Pessoa diz que, como o regime de trabalho é mais favorável ao professor na rede pública, era de se esperar que os resultados também fossem melhores. "Na rede pública, o professor tem estabilidade, pode faltar várias vezes e não é cobrado por desempenho. Suas condições de trabalho, nesse sentido, seriam até mais favoráveis."
http://www1.folha.uol.com.br/fsp/cotidi ... 200729.htm
Qualidade da rede privada varia conforme o perfil dos alunos
DA SUCURSAL DO RIO
Uma das razões que levam os professores da rede privada a terem desempenhos menores ou apenas ligeiramente superiores aos da rede pública é que, no setor particular, há muita diversidade de escolas, que atendem perfis diferenciados de alunos.

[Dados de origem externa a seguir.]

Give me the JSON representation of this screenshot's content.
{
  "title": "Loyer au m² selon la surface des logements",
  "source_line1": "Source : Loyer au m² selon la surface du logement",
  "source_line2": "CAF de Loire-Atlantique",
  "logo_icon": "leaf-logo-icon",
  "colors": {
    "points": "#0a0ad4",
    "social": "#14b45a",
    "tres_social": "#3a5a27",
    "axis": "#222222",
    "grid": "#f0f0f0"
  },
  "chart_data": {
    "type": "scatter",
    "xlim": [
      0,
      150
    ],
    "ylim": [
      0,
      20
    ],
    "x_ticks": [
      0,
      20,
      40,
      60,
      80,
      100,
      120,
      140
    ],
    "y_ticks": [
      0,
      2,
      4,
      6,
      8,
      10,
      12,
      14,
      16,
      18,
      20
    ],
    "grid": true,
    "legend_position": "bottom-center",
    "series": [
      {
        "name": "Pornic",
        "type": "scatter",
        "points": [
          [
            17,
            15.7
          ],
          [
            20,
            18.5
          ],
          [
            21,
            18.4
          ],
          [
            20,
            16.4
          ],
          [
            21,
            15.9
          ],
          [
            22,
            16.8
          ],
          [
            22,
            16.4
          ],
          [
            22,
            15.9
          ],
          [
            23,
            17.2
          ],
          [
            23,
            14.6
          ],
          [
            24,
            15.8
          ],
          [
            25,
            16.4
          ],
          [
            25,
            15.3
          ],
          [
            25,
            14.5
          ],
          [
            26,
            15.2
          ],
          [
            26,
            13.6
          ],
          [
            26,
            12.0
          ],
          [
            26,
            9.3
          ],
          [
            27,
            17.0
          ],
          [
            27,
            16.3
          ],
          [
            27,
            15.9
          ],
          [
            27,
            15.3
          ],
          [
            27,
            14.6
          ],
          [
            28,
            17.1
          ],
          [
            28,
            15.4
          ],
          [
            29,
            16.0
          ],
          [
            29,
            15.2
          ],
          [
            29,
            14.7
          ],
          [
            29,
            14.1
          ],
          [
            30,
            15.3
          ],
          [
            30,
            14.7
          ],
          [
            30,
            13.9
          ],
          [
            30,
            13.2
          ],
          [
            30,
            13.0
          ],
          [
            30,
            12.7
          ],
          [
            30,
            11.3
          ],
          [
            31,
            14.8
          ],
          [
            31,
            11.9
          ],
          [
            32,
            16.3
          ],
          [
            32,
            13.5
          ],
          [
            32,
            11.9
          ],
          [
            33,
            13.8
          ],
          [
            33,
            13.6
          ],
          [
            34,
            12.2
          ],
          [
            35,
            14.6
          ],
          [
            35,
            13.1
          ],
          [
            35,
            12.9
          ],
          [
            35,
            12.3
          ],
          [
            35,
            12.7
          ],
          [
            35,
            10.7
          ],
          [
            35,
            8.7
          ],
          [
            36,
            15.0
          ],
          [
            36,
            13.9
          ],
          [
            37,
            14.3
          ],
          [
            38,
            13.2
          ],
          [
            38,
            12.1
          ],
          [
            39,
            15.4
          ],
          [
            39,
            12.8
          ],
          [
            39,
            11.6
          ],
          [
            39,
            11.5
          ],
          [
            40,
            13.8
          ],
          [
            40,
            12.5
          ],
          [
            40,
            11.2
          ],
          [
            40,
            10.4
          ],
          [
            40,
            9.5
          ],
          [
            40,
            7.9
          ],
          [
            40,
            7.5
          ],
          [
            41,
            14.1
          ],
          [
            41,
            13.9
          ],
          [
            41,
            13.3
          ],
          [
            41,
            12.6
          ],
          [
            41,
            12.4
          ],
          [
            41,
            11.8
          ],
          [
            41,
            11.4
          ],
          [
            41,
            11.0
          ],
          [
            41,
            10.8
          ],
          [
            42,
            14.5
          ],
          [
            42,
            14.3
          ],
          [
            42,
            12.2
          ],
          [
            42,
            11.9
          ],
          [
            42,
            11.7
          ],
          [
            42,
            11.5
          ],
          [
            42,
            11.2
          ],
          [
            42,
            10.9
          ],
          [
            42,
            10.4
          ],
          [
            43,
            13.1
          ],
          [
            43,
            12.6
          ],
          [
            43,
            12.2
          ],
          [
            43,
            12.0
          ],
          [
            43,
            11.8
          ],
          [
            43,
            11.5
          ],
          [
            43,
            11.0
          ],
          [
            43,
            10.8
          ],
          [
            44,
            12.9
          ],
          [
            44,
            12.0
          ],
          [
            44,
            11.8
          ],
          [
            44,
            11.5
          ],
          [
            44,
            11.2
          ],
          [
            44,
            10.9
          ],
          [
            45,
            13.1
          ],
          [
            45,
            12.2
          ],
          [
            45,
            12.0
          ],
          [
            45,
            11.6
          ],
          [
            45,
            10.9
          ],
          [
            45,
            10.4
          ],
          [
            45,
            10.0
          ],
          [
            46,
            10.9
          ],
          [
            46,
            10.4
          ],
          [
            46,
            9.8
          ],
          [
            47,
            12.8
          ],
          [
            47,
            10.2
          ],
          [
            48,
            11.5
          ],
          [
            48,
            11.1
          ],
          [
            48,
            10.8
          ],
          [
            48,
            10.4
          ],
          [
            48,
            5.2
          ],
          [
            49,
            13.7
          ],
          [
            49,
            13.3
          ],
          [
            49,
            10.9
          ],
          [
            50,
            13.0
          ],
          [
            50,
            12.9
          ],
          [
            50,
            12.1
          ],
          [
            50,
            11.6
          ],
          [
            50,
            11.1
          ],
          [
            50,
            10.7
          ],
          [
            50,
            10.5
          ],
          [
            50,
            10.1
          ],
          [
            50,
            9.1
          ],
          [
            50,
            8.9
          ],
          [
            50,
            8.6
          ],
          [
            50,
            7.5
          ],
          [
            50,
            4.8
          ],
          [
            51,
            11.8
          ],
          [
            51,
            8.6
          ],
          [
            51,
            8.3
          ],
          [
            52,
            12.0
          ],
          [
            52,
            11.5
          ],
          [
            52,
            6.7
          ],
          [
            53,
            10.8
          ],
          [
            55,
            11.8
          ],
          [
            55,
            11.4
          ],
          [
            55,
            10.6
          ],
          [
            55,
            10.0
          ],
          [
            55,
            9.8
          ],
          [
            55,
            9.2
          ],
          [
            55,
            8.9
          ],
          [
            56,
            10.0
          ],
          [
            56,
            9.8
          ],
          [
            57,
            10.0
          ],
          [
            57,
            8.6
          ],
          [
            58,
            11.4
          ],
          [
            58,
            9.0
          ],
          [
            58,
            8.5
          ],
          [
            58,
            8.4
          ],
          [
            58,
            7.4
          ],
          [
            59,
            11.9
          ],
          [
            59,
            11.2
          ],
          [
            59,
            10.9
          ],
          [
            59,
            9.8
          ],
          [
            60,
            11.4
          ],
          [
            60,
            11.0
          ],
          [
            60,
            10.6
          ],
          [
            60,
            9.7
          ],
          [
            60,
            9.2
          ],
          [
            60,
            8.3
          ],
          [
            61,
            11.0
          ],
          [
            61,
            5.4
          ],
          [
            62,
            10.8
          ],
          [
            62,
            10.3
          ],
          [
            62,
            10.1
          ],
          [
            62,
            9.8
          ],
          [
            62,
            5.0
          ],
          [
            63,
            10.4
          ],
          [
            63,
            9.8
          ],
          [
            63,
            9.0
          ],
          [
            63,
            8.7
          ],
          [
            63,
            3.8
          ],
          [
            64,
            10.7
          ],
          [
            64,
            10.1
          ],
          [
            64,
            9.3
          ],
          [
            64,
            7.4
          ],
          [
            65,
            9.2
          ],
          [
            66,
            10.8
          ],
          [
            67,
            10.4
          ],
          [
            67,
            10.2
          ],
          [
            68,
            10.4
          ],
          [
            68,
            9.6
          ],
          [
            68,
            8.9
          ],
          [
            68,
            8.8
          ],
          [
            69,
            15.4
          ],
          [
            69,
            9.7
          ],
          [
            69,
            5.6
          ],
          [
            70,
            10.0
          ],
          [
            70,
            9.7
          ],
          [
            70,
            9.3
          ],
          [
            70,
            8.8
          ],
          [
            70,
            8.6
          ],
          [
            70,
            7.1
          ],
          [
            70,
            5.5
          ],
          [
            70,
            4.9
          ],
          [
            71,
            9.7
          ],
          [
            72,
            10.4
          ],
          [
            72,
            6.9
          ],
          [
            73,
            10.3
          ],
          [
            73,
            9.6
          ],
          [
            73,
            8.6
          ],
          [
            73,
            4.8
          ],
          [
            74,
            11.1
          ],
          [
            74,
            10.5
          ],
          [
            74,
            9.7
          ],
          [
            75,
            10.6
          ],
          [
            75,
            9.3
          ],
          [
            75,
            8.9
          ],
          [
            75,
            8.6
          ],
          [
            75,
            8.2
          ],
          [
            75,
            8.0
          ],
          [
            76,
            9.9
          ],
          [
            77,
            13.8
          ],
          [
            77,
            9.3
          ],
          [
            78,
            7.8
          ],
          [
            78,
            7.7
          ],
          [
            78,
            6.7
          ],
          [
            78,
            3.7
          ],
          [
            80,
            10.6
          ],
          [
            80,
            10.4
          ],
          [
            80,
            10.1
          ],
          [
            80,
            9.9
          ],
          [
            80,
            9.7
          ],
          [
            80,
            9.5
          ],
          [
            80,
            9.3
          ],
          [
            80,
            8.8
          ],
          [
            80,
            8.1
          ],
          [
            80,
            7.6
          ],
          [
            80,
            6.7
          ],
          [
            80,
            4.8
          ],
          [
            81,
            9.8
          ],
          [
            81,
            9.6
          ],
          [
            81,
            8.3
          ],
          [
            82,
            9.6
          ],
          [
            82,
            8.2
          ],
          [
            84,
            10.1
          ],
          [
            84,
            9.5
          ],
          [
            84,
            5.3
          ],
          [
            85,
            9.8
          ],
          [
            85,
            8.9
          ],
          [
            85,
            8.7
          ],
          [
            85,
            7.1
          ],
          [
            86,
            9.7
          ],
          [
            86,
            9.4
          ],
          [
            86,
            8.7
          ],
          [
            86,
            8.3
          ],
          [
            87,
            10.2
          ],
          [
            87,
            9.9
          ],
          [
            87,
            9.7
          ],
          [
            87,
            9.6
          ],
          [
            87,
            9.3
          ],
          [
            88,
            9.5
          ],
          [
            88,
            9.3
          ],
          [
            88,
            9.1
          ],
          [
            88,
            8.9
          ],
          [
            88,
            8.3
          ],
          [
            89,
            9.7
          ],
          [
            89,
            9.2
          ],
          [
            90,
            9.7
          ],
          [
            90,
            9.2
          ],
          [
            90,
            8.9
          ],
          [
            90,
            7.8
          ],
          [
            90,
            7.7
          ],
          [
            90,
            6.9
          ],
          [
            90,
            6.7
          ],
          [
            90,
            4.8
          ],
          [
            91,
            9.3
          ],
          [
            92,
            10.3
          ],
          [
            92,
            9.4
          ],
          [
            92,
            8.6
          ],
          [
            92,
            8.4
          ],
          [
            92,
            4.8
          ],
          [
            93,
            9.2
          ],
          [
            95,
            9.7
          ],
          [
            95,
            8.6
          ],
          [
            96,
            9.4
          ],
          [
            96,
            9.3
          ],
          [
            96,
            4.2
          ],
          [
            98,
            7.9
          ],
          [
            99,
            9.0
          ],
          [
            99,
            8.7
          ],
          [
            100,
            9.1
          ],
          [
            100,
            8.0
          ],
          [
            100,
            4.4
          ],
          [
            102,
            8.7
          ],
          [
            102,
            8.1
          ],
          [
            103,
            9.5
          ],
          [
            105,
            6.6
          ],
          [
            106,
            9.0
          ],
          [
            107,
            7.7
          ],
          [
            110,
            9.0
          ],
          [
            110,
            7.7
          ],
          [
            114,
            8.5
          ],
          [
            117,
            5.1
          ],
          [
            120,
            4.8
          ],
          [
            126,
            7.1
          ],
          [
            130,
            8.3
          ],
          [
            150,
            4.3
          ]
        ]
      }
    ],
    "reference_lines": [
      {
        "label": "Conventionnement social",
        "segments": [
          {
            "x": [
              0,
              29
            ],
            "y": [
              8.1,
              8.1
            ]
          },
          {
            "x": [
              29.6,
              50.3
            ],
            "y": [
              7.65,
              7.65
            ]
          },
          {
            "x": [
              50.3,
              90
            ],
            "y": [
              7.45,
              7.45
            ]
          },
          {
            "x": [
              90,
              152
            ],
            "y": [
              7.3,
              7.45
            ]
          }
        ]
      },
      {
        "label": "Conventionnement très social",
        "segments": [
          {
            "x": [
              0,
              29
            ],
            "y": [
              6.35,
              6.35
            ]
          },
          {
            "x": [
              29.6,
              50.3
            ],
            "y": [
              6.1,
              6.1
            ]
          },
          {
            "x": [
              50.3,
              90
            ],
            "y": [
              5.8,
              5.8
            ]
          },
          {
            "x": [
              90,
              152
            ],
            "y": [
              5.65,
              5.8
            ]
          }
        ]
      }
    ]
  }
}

Uma prova disso é o ranking de salário de escolas particulares feito pelo Sindicato dos Professor de São Paulo. Essa lista mostra que há uma pequena quantidade de escolas de elite que conseguem pagar bons salários aos professores. De 1ª à 4ª série, por exemplo, o maior salário chegava a R$ 4.151 por meio turno de aula.
No outro extremo, no entanto, várias escolas pagavam apenas o piso salarial ou até menos do que ele, com vencimentos de apenas R$ 573, o que representa uma variação de 624%.
Para o presidente do sindicato, essa variação reflete o perfil de estudante que cada escola atende. "Há escolas na periferia de São Paulo cujas mensalidades são de apenas R$ 100 porque atendem alunos de menor renda. Outros cobram mais de R$ 2.000 dos alunos", diz Luiz Antonio Barbagli, presidente do sindicato de professores da rede privada.